Avaliado em R$ 200 mil, o equipamento será utilizado na análise de amostras sólidas, líquidas, pastosas, como alimentos e alguns produtos químicos e farmacêuticos, segundo o Diretor do IC da Polícia Civil no Amazonas, Carlos Fernandes.
De acordo com Fernandes, a nova aquisição representa um avanço na área de perícia química e bioquímica forense da Polícia Civil no Estado, possibilitando a análise de amostras encontradas em locais de crimes, de produtos contaminados e na elucidação de homicídios ou suicídios provocados pela ingestão de produtos químicos, por exemplo.
“Esse convênio prevê outros equipamentos na área de informática forense, além de insumos e consumíveis para outros setores, com o Laboratório de DNA, perícias em locais de crimes contra a vida e setor de Balística Forense. As aquisições trarão mais precisão nas coletas de evidências, confiabilidade aos resultados e robustez na elaboração dos laudos”, destacou Carlos Fernandes.

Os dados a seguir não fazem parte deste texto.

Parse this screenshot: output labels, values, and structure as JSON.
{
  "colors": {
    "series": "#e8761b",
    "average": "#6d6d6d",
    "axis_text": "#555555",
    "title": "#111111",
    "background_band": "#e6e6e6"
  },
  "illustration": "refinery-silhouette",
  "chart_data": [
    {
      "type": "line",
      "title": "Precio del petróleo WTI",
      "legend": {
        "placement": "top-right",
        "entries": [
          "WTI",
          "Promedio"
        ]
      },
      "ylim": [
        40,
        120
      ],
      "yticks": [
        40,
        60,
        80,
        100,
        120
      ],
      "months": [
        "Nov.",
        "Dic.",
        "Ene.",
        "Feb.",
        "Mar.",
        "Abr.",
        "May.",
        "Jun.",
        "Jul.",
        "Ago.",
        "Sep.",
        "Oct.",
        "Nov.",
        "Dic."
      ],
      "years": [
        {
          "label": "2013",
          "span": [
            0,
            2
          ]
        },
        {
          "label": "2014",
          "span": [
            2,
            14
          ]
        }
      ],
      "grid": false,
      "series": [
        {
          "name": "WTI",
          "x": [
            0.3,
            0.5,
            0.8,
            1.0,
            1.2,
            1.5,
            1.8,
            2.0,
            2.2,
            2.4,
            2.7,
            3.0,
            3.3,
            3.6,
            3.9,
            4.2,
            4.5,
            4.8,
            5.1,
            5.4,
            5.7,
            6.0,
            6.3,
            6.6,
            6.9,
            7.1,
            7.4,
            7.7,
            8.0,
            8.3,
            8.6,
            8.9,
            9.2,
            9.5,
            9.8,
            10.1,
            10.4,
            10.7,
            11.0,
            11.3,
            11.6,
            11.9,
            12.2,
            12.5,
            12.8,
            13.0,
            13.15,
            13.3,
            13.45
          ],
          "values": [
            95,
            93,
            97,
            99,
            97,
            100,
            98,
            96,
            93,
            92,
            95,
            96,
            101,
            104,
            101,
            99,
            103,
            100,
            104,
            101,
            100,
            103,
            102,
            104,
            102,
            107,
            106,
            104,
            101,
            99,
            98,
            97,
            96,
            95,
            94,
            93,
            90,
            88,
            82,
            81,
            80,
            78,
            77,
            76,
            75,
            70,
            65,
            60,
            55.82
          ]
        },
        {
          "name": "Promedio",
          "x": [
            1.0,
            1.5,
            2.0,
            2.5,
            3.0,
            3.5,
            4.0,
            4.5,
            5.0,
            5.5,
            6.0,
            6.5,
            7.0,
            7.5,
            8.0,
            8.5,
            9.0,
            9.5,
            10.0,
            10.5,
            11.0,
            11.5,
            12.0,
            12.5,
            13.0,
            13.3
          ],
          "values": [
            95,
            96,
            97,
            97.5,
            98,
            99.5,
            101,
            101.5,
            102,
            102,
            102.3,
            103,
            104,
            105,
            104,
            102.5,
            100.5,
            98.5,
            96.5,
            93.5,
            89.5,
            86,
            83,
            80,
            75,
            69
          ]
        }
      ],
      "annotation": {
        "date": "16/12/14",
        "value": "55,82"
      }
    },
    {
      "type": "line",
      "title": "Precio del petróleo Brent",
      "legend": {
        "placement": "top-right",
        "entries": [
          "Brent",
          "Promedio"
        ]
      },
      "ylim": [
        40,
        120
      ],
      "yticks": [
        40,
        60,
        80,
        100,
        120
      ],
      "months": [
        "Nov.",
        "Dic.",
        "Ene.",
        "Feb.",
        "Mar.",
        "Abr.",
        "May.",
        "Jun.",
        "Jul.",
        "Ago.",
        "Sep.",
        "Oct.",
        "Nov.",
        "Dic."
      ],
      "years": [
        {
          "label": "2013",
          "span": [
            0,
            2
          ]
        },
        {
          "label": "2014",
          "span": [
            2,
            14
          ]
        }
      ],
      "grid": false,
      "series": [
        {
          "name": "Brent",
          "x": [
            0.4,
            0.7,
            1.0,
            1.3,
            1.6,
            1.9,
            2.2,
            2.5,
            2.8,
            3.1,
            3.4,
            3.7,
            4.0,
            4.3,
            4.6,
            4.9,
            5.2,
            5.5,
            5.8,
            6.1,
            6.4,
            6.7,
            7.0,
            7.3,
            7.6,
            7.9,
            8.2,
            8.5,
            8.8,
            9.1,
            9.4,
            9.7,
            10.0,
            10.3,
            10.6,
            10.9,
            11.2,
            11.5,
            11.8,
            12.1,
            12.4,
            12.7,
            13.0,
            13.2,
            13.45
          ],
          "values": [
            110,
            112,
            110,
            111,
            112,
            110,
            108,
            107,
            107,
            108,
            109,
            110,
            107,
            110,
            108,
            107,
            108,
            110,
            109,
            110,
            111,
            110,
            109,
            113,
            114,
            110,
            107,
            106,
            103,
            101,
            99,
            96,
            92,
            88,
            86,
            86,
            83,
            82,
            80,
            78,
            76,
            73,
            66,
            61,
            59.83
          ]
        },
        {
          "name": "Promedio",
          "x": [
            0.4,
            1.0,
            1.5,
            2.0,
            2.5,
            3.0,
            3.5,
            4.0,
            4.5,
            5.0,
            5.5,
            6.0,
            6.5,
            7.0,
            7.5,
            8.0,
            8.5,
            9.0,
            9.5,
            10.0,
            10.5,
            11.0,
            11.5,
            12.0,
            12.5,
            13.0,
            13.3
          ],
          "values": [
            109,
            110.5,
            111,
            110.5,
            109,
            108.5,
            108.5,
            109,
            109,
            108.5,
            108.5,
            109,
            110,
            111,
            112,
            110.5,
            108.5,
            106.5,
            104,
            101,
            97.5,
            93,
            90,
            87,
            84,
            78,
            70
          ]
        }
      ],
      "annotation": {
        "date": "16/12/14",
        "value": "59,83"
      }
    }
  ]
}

Para o Delegado Geral de Polícia Civil do Amazonas, Josué Rocha, esses novos equipamentos representam um grande avanço ao trabalho que vem sendo desenvolvido pela nova gestão da instituição, por meio do Departamento de Polícia Técnico-Científica, que compreende os Institutos de Identificação, Médico Legal e de Criminalística.
“Essas novas aquisições e investimentos que estão sendo feitos no setor irão proporcionar maior precisão às provas técnicas e consequentemente um inquérito melhor elaborado. A investigação fica completa com a prova técnica, que irá sustentar o inquérito policial encaminhado ao representante do Judiciário, que por sua vez, julgará a autoria do crime com maior propriedade”, pontuou.